Apenas Luísa começou a sair todos os dias, Juliana pensou logo: 'Bem, vai o gajo!"
E a sua atitude tornou-se ainda mais servil. Era com um sorriso de baixeza a abrir a porta, alvoroçada, quando Luísa voltava às cinco horas. E que zelo! Que exatidões! Um botão que faltasse, uma fita que se extraviava, e eram mil perdões, minha senhora", "desculpe por esta vez", muitas lamentações humildes. Interessava-se com devoção pela saúde dela, pela sua roupa, pelo que tinha para jantar...
Todavia, desde as idas ao Paraíso, o seu trabalho aumentara: todos os dias agora tinha de engomar; muitas vezes era preciso ensaboar à noite colares, rendinhas, punhos, numa bacia de latão, até às onze horas. As seis da manhã, mais cedo, já estava com o ferro às voltas. E não se queixava; até dizia a Joana:
- Ai! É um regalo ver assim uma senhora asseada!... Que as há! Credo! Não, não é por dizer, mas até me dá gosto. Depois, graças a Deus, agora tenho saúde; o trabalho não me assusta!
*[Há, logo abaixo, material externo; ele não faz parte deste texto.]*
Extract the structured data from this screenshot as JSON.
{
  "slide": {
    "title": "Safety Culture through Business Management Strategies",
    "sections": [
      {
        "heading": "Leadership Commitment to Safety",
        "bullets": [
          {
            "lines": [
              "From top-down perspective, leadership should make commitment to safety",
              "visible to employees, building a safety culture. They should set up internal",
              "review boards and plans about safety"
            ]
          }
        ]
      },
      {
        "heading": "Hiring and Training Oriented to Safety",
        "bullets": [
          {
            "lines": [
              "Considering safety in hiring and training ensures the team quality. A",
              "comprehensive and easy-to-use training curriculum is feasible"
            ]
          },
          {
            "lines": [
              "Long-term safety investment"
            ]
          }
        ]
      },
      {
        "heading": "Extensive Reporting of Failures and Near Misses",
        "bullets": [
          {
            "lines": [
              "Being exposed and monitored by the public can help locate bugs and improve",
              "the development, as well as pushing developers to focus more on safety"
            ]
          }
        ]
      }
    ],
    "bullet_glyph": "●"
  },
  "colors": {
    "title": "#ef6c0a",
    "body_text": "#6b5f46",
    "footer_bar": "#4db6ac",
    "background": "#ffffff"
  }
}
Não tornara a resmungar da patroa. Afirmava mesmo à Joana repetidamente:
- A senhora, ai, é uma santa! Muito boa de aturar... Não a há melhor!
O seu rosto perdera alguma coisa do tom bilioso, da contração amarga. As vezes, ao jantar ou à noite, costurando calada ao pé de Joana, à luz do petróleo, vinham-lhe sorrisos súbitos, o olhar clareava-se-lhe numa dilatação jovial.
- A Sra. Juliana tem o ar de quem está a pensar em coisas boas...
- A malucar cá por dentro, Sra. Joana! - respondia com satisfação.
Parecia perder a inveja; ouviu mesmo falar com tranquilidade do vestido de seda que estreou num dia de festa, em setembro, a Gertrudes do doutor. Disse apenas:
- Também um dia hei de estrear vestidos, e dos bons! Dos da modista!
Já outras vezes revelara por palavras vagas a idéia de uma abundância próxima.